江惊雷想了一会,接着就抛出了一句震惊众人的话:“你们看俺这样的行不?”
☆、第80章 定亲、空间重现
此话一出,众人皆惊诧无语。李大姑和杨老实面面相觑,相顾无言。李竹听到套房的门后也有点动静,不用猜肯定是杨云。

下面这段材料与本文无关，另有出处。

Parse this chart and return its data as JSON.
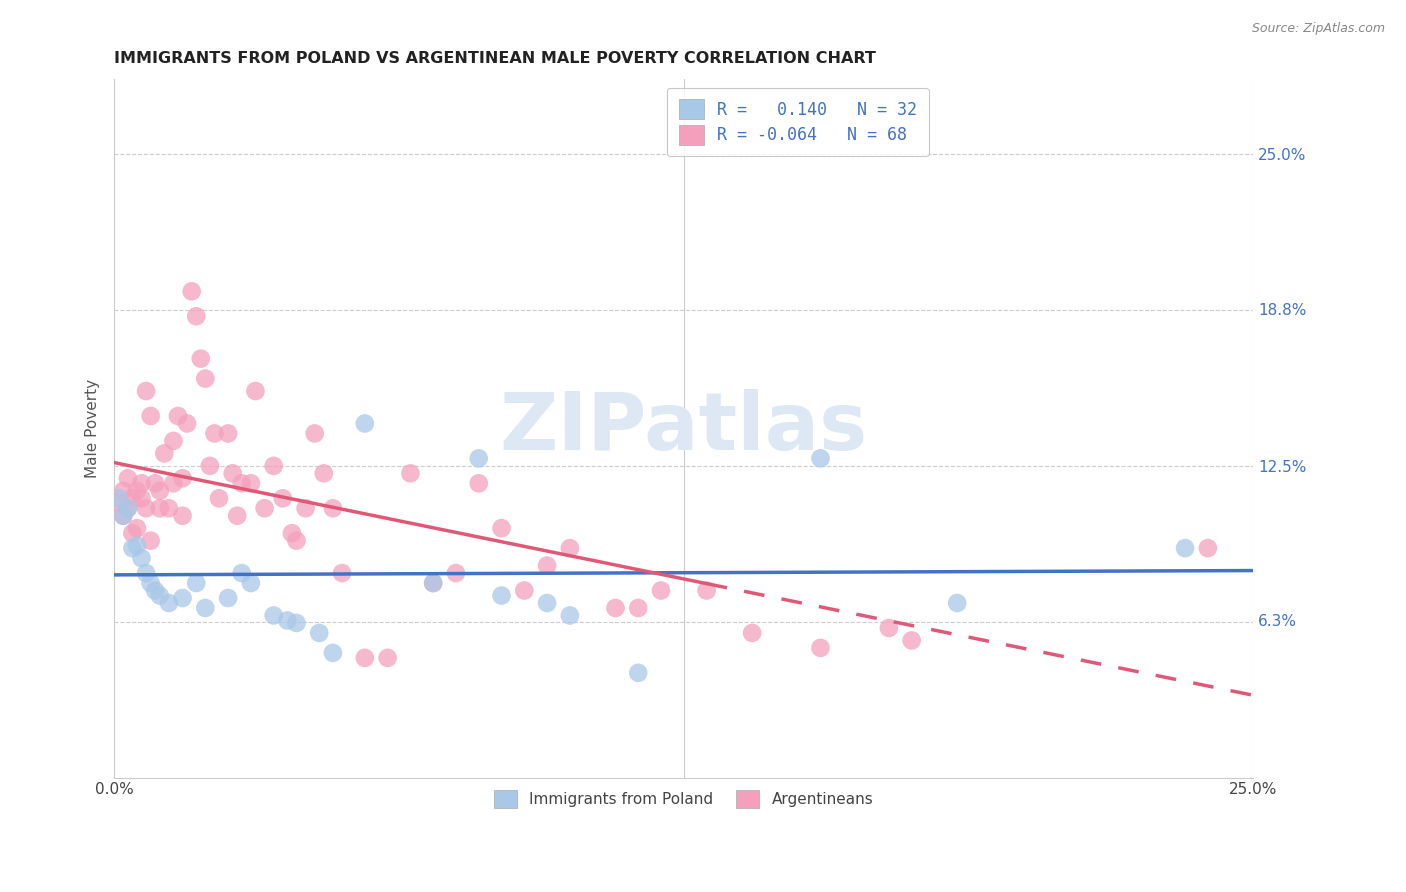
{
  "title": "IMMIGRANTS FROM POLAND VS ARGENTINEAN MALE POVERTY CORRELATION CHART",
  "source": "Source: ZipAtlas.com",
  "ylabel": "Male Poverty",
  "xmin": 0.0,
  "xmax": 0.25,
  "ymin": 0.0,
  "ymax": 0.28,
  "color_blue": "#a8c8e8",
  "color_pink": "#f4a0bc",
  "line_blue": "#4472c4",
  "line_pink": "#e05878",
  "watermark_color": "#dde8f4",
  "poland_r": 0.14,
  "poland_n": 32,
  "arg_r": -0.064,
  "arg_n": 68,
  "poland_x": [
    0.001,
    0.002,
    0.003,
    0.004,
    0.005,
    0.006,
    0.007,
    0.008,
    0.009,
    0.01,
    0.012,
    0.015,
    0.018,
    0.02,
    0.025,
    0.028,
    0.03,
    0.035,
    0.038,
    0.04,
    0.045,
    0.048,
    0.055,
    0.07,
    0.08,
    0.085,
    0.095,
    0.1,
    0.115,
    0.155,
    0.185,
    0.235
  ],
  "poland_y": [
    0.112,
    0.105,
    0.108,
    0.092,
    0.093,
    0.088,
    0.082,
    0.078,
    0.075,
    0.073,
    0.07,
    0.072,
    0.078,
    0.068,
    0.072,
    0.082,
    0.078,
    0.065,
    0.063,
    0.062,
    0.058,
    0.05,
    0.142,
    0.078,
    0.128,
    0.073,
    0.07,
    0.065,
    0.042,
    0.128,
    0.07,
    0.092
  ],
  "arg_x": [
    0.001,
    0.002,
    0.002,
    0.003,
    0.003,
    0.004,
    0.004,
    0.005,
    0.005,
    0.006,
    0.006,
    0.007,
    0.007,
    0.008,
    0.008,
    0.009,
    0.01,
    0.01,
    0.011,
    0.012,
    0.013,
    0.013,
    0.014,
    0.015,
    0.015,
    0.016,
    0.017,
    0.018,
    0.019,
    0.02,
    0.021,
    0.022,
    0.023,
    0.025,
    0.026,
    0.027,
    0.028,
    0.03,
    0.031,
    0.033,
    0.035,
    0.037,
    0.039,
    0.04,
    0.042,
    0.044,
    0.046,
    0.048,
    0.05,
    0.055,
    0.06,
    0.065,
    0.07,
    0.075,
    0.08,
    0.085,
    0.09,
    0.095,
    0.1,
    0.11,
    0.115,
    0.12,
    0.13,
    0.14,
    0.155,
    0.17,
    0.175,
    0.24
  ],
  "arg_y": [
    0.11,
    0.115,
    0.105,
    0.108,
    0.12,
    0.098,
    0.112,
    0.115,
    0.1,
    0.118,
    0.112,
    0.155,
    0.108,
    0.145,
    0.095,
    0.118,
    0.115,
    0.108,
    0.13,
    0.108,
    0.135,
    0.118,
    0.145,
    0.12,
    0.105,
    0.142,
    0.195,
    0.185,
    0.168,
    0.16,
    0.125,
    0.138,
    0.112,
    0.138,
    0.122,
    0.105,
    0.118,
    0.118,
    0.155,
    0.108,
    0.125,
    0.112,
    0.098,
    0.095,
    0.108,
    0.138,
    0.122,
    0.108,
    0.082,
    0.048,
    0.048,
    0.122,
    0.078,
    0.082,
    0.118,
    0.1,
    0.075,
    0.085,
    0.092,
    0.068,
    0.068,
    0.075,
    0.075,
    0.058,
    0.052,
    0.06,
    0.055,
    0.092
  ]
}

李竹在想,江惊雷究竟是什么时候看上杨云的?两人总共也没见几面吧?
不是说古人都很含蓄吗?怎么这家伙这么奔放直接?
江惊雷见状,嘿嘿憨笑几声,挠挠头说道:“婶,你方才说的那几样俺都符合,不是我自卖自夸,我这人大伙都说不错;至于家道嘛,我家虽不富,但也不穷;还有公婆,俺娘人不在了,但俺爹人很好,半辈子没跟我娘红过脸。我奶人也和善,就是眼睛不太利落,至于妯娌啥的,我就一个弟弟。”
江惊雷顿了顿又说道:“其实不该这么快的,只是俺家离这儿老远,你们家又着急,我怕等我回来,这黄花菜都凉了。我这人有啥说啥,你们别怪我粗鲁就行。”
李大姑这会儿终于反应了过来,忙笑着说道:“不怪不怪,就是太突然了,俺们没有心理准备。那啥大侄子,你让我们老两口商量一下行吗?”
江惊雷道:“应该的应该的。”说完,江惊雷就局促地起身告辞。李大姑因为要和家人商量,因此虚留了一下就送他出门。
江惊雷走后,杨家就召开了家庭会议。
先是李大姑跟杨老实商量:
“他爹,你看这江惊雷咋样?”
“还行,只是他家在京城,阿云嫁得太远了些。”
“是啊。不过这人着实不错,无论是家道还是人品,这匆忙之间还真找不着这样的。”
“那问问闺女啥看法吧?”
“行。”
李大姑起身去杨云房里了。杨云本来在门口偷听,一听到脚步声,慌忙跑到床前坐着,假装在绣花。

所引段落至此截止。